Rule #3: Don’t Hog the Mic
Don’t insist on your own music being played. It’s fine to suggest a tune or two, but don’t spend 3 hours playing DJ. No one wants to listen to Counting Crows for an hour and a half…. trust me, I have been that person. You also want to shy away from being the center of attention. Your host/hostess should hold that title. Make sure to indulge them and throw a ton of love their way. In other words, make sure there is always drink in their hand and a smile on their face!

Rule #4: Dress Well
Dress like you are the hottest shit in the world. Shave your legs (or face and/or Junk, gentlemen). You really have no idea who will be there. Be it a former lover or someone you haven’t seen in forever. Or maybe even a new love interest, or your old high school nemesis. Crush that bitch’s soul!

Rule #5: Be Polite
We have all been to those parties where there is one person who you want to punch in the face. You do your best to avoid this person, but if you do get stuck chatting them up (SHIT), just be polite and keep it general. Then find some poor schmuck you don’t like (or a good friend who you want to torture with a good hearted joke), introduce the two and excuse yourself (suckers!).
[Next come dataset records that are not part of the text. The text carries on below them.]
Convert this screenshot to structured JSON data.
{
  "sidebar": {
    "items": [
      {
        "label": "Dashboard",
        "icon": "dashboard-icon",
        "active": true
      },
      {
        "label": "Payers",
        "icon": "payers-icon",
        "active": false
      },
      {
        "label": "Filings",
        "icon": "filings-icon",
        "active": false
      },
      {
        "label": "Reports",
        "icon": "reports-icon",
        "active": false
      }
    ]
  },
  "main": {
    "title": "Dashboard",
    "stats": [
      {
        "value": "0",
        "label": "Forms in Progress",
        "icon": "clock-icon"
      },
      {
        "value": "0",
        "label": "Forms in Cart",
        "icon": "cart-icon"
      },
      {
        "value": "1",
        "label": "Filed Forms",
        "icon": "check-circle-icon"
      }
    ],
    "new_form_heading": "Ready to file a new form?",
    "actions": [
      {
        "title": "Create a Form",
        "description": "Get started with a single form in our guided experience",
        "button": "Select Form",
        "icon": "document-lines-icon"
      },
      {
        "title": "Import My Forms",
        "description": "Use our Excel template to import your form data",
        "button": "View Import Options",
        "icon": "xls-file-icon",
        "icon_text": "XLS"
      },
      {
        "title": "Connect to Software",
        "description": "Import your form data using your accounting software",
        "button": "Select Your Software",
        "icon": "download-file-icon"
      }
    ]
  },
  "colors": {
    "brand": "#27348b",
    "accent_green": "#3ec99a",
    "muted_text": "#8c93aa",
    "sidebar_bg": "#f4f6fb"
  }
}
You can also be polite by not staying too late. If you’re the last one there and your host is in their PJs and turning out the lights, you have worn out your welcome. Go home already (unless you are sleeping over)!

Rule #6: Be Thankful
Always thank your host a million times. You can do this by helping with dishes, thanking them verbally, sending a note, or, if you sleep over, leaving a note and folding your blankets (for the love of everything sacred, please fold your blankets). You might even be so inclined to make breakfast or walk their dog/feed their cats or even do the liter box (but that might be taking way too far (but I’d really appreciate it!)).

Rule #7: You Were Never There
At least that’s how it should feel when you leave. Don’t leave things messy. Actually, try to leave them better than before you arrived.

If you follow a certain politeness protocol, you will always be invited back. And being invited back can only mean more FUN, and fun is what being a guest is all about (unless you’re a guest of the state… that requires a whole different set of rules)!